Meu VELHOS nasceu de um desafio feito pelo querido Marcelino Freire. Estávamos conversando sobre outro projeto e de repente ele me disse que eu deveria escrever sobre a velhice. No dia seguinte eu abri o computador e criei a pasta VELHOS.
Lacunas restam quando adentramos um assunto sem imergir na sua arte. Relativa e responsiva ao seu tempo, ela aborda seus temas com elementos inacessíveis a estudos guiados por outros métodos; possui a sensibilidade como recurso para desvendar mecanismos de funcionamento da sociedade e fomentar comportamentos transformativos. Pensando nessa potência e nas questões da velhice, me veio um livro: VELHOS, da Alê Motta (Reformatório, 2020). Ele reúne dezenas de personagens idosos em trinta pequenos contos acerca do ser-velho no Brasil contemporâneo.
Itamar Vieira Junior, na orelha, escreve que suas narrativas acabam por se inscrever com a densidade de um poema. Seu parecer fez sentido para mim; ainda, diria que, em virtude da concisão dos textos, cabe à imaginação do leitor preenchê-las com pormenores dos personagens e cenários, além de desenhar o que aconteceu fora das páginas.
Embora sua leitura ocorra em um ritmo veloz e constante, os temas que traz são densos, abordados sem maniqueísmos. Entre eles, está a violência, sexualidade, debilitação física, morte, os relacionamentos, o lazer e choque geracional.
Uma vez admirada pela obra e suas reverberações, convidei a autora para uma entrevista:
Quem são os velhos da sua vida?
Meu pai é o “meu velho” mais próximo. Mas vivemos um tempo em que olhamos ao nosso redor e vemos muitos com idade avançada. E estão em ação, fazendo diferença na sociedade.
CONFIRA TAMBÉM:
E os velhos que você conheceu nos livros?
Eita, não saberei listar todos. Mas sei que muitos personagens tinham vidas detalhadas até começarem a envelhecer. Na velhice os relatos eram escassos ou eram lembranças das “grandes conquistas do passado”.

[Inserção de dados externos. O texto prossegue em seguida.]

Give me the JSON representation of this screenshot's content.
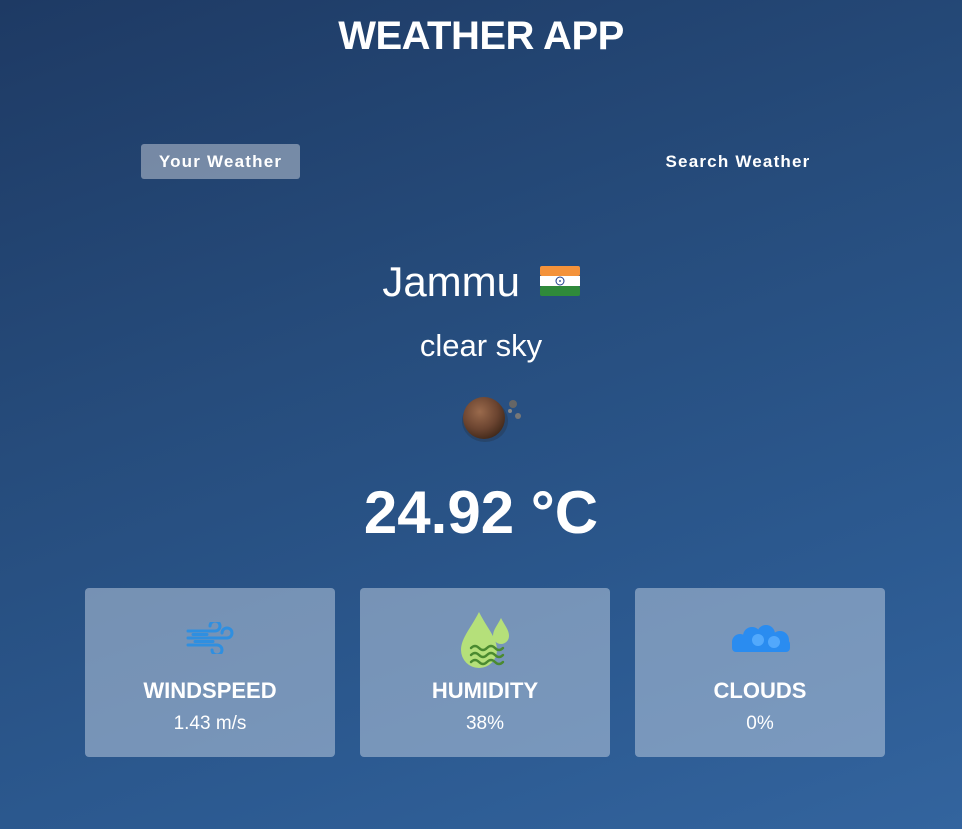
{
  "app": {
    "title": "WEATHER APP"
  },
  "tabs": [
    {
      "label": "Your Weather",
      "active": true
    },
    {
      "label": "Search Weather",
      "active": false
    }
  ],
  "current": {
    "city": "Jammu",
    "country_flag_icon": "india-flag-icon",
    "description": "clear sky",
    "weather_icon": "clear-sky-night-moon-icon",
    "temperature": "24.92 °C"
  },
  "stats": [
    {
      "label": "WINDSPEED",
      "value": "1.43 m/s",
      "icon": "wind-icon"
    },
    {
      "label": "HUMIDITY",
      "value": "38%",
      "icon": "humidity-drops-icon"
    },
    {
      "label": "CLOUDS",
      "value": "0%",
      "icon": "clouds-icon"
    }
  ],
  "colors": {
    "background_top": "#1e3a64",
    "background_bottom": "#33649e",
    "wind_icon": "#2f8fe0",
    "humidity_icon": "#b5e07a",
    "clouds_icon": "#2a8cf0"
  }
}
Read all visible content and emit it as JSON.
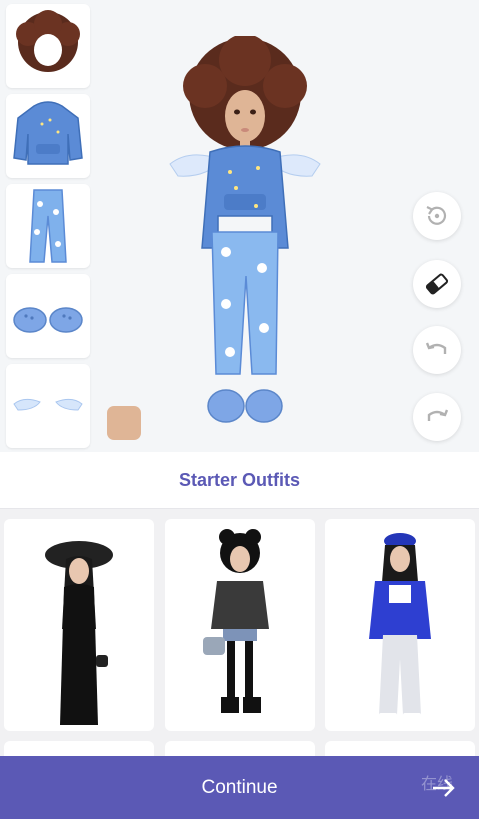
{
  "theme": {
    "accent": "#5b59b5",
    "skin_tone": "#dfb596",
    "stage_bg": "#f4f6f8"
  },
  "closet": {
    "items": [
      {
        "name": "afro hair",
        "icon": "hair-icon"
      },
      {
        "name": "blue hoodie",
        "icon": "hoodie-icon"
      },
      {
        "name": "cloud print pants",
        "icon": "pants-icon"
      },
      {
        "name": "blue clogs",
        "icon": "clogs-icon"
      },
      {
        "name": "angel wings",
        "icon": "wings-icon"
      }
    ]
  },
  "tools": [
    {
      "icon": "reset-icon",
      "active": false
    },
    {
      "icon": "eraser-icon",
      "active": true
    },
    {
      "icon": "undo-icon",
      "active": false
    },
    {
      "icon": "redo-icon",
      "active": false
    }
  ],
  "section": {
    "title": "Starter Outfits"
  },
  "outfits": [
    {
      "style": "black gothic gown with fur hat"
    },
    {
      "style": "grunge oversized sweatshirt and plaid skirt"
    },
    {
      "style": "blue varsity jacket and ripped jeans"
    }
  ],
  "footer": {
    "continue_label": "Continue",
    "arrow_icon": "arrow-right-icon"
  },
  "watermark": "在线"
}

Isso me incomoda. Há muito a ser contado, não só na juventude.
Como foi o processo de escrever VELHOS? Quais as suas inspirações?
Meu VELHOS nasceu de um desafio feito pelo querido Marcelino Freire. Estávamos conversando sobre outro projeto que tenho (que ainda não nasceu) e de repente ele me disse que eu deveria escrever sobre a velhice. No dia seguinte eu abri o computador e criei a pasta VELHOS. Um desafio do Marcelino não pode ser ignorado.
O tempo passou. Foram uns dois anos para eu entender que estava totalmente tomada pelo tema e já tinha um livro naquela pasta.
Vemos que VELHOS captou muito do que atravessa essa última etapa… separando seus contos em núcleos de sentido, temos morte, família, sexualidade, violência, debilitação, lazer e tecnologia. Alguns desses temas te toca especialmente? Por quê?
Todos me tocam. São temas reais, desafiantes. Alguns podem nos atordoar.
É preciso falar deles.
Pensando que alguns deles ainda são reservados ao senso comum (ou considerados tabus), como você entende a potência desconstrutiva da literatura?
Entendo que a literatura não faz milagres, mas pode auxiliar, pode encaminhar para reflexões que são muito necessárias.
Como você espera que uma pessoa não-velha emerja da sua leitura?
Tenho amigos de idades e realidades variadas que leram meu VELHOS antes da publicação. Essas leituras fazem muita diferença para mim no processo de confecção do livro.
Tenho tido muitos retornos interessantes de adolescentes e jovens que leram o meu VELHOS.
Quanto ao que eu espero da leitura, acredito que depois que um livro nasce, ele não pertence somente ao seu autor. Meu VELHOS é um pouco de cada um que o tem nas mãos. Mas se eu puder criar uma expectativa, que seja o leitor refletir, se envolver, se sentir atraído e incomodado.
E como foi imergir nas velhices diversas, sobre as quais você criou?
Uma experiência muito interessante…
Como espera sua futura velhice?
O futuro a Deus pertence.
A vida é um presente fantástico, dia após dia.
Sobre a autora
Alê Motta nasceu em São Fidélis, interior do Rio de Janeiro. É arquiteta formada pela UFRJ, participou da antologia 14 novos autores brasileiros, organizada pela escritora Adriana Lisboa. Publicou VELHOS (Editora Reformatório, 2020) e Interrompidos (Editora Reformatório, 2017). É colunista da Revista Vício Velho.